Assignment #7 Description

Now you should have a playable game. At this point we are just adding some extra touches. In this assignment you are going to write a different implementation of your priority queue that is more efficient than the one you wrote before. You will also write some code so that you can see this benefit.

Design

Remember that the design should put in comments for every class and method that tell two things. It needs to specify how the classes fit into the game play as well as give some implication as to what the methods are going to do to make that a reality.

Again you should put the files generated in Together in the appropriate directory on Sol so that I can view them.

Code

The code for this assignment is nicely broken into two parts. The first is just for you to write the new priority queue. You can create a new class called HeapPriorityQueue or something like that which also implements the PriorityQueue interface, then to use it just have your GameSetup create an instance of that. That part may be difficult, but it is fairly straightforward as to what you need to do. The second part has you writing code that will create a large number of entities to put on the priority queue so that you can vary the type of queue and the number of entities from the command line and test how the two implementations scale.

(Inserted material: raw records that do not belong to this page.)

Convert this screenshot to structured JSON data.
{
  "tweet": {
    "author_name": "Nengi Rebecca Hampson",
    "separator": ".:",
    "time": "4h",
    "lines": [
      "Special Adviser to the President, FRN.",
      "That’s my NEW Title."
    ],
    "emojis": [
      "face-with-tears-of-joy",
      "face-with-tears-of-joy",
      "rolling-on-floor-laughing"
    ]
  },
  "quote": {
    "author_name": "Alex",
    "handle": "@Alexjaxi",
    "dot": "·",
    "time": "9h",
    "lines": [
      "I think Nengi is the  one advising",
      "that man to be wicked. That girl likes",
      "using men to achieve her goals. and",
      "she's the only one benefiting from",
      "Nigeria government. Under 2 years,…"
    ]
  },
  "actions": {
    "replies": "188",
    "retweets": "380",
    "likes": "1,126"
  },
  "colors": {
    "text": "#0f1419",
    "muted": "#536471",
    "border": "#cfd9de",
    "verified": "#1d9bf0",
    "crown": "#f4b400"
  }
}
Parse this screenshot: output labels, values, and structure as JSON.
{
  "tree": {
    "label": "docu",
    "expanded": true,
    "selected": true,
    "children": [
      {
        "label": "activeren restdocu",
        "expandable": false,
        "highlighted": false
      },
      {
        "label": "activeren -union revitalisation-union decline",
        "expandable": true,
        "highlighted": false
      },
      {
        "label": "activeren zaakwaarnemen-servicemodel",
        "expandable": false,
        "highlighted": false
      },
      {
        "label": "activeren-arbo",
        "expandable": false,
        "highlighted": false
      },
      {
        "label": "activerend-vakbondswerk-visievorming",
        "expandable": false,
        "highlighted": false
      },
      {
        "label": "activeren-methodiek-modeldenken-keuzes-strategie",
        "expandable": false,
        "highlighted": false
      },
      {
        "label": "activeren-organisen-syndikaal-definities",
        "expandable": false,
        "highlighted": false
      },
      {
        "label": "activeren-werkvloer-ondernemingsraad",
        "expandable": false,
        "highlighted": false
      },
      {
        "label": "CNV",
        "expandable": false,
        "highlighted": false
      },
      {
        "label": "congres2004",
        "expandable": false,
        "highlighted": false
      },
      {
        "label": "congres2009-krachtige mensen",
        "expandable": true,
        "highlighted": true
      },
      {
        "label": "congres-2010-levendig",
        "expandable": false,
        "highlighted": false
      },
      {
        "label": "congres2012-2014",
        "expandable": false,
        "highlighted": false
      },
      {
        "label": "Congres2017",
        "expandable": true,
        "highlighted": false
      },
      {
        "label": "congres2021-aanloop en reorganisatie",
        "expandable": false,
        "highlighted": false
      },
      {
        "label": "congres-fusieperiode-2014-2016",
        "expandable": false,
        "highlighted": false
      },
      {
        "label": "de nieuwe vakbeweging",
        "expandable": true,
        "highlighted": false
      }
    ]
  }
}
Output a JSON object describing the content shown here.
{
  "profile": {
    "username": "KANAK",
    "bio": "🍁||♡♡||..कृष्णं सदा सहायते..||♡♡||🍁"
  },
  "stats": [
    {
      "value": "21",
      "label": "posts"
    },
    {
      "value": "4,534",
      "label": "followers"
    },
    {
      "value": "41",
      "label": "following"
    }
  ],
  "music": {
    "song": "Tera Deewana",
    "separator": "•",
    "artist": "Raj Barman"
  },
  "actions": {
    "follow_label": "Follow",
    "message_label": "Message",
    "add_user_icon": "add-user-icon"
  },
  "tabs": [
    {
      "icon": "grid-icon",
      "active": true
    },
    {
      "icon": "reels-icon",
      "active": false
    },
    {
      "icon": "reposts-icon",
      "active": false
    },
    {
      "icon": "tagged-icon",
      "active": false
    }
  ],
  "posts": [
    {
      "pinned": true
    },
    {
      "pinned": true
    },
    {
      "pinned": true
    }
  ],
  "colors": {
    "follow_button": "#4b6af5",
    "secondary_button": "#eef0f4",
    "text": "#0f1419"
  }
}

Unfortunately, this improved efficiency won't be visible with a small number of entities so you will make a change that will allow you to see the speed impacts with a larger number of entities. This will involve several steps. First, I want you to create a new GameEntity class which you can call something like DummyEntity because it isn't really going to do anything. It has to have all the methods of GameEntity, but you will only be using it with your priority queue so you only have to put small implementations of getUpdateTime and update in it. In update all you should do it store the time that was passed in and in getUpdateTime you should return that number plus something. You won't be adding this to your screen or use it in the editor so the other functions aren't really needed. I would like the value that you add to the update time to be a random integer between 1 and 10. To get this you can use the code int val=1+(int)(10*Math.random());. There are better ways to do this, but that works well enough. You should probably decide the interval to use in the constructor. Don't do it in the getUpdateTime() method.

Once you have your DummyEntity you need a way to easily get your program to put different numbers of them on the priority queue and to tell your code to use either the heap or list based priority queue. I would like for you to do this with command line arguments (you will need to pass those into GameSetup.constructVariables). Your code should take two arguments. The first argument will be either "heap" or "list". This tells you what type of priority queue to use. The second argument will be the number of entities that should be added to the priority queue. Remember that command line arguments are passed into main as an array of strings so you will have to convert the string number into an int to do this (Integer.parseInt). Your program should then create the proper number of DummyEntites and add them all into the priority queue. Don't add them to the screen or anything else.

Given this, you could just run the program with different numbers of entities and see when the program seems to start running slower. However, that isn't quite ideal. We'd like some numbers that we can really compare. To get the numbers, I want you to add some code into your Player's update method that prints timing information. In particular, I want you to print out how much time passed between 100 calls to your player's update method. You can get a long that has the time with the call System.currentTimeMillis(). If you are updating every tick then time%100 tells you if another 100 ticks have passed. You just need to store the time value for one call and print out the difference between that and the time at the next call and remember the new value for the next time.

Once you have this all working, you should test out both of your priority queue implementations with different numbers of entities. Start at something like 10 and go up by factors of 2-10 then work your way up to see how much time it takes for the different numbers of entities. In addition to submitting the code I want you to turn in a printed plot of the timing results showing how each queue type slows down as the number of entities is increased. In theory when the number of entities is large, you will see the time increase quadratically for the list based priority queue and a n*log(n) for the heap based one.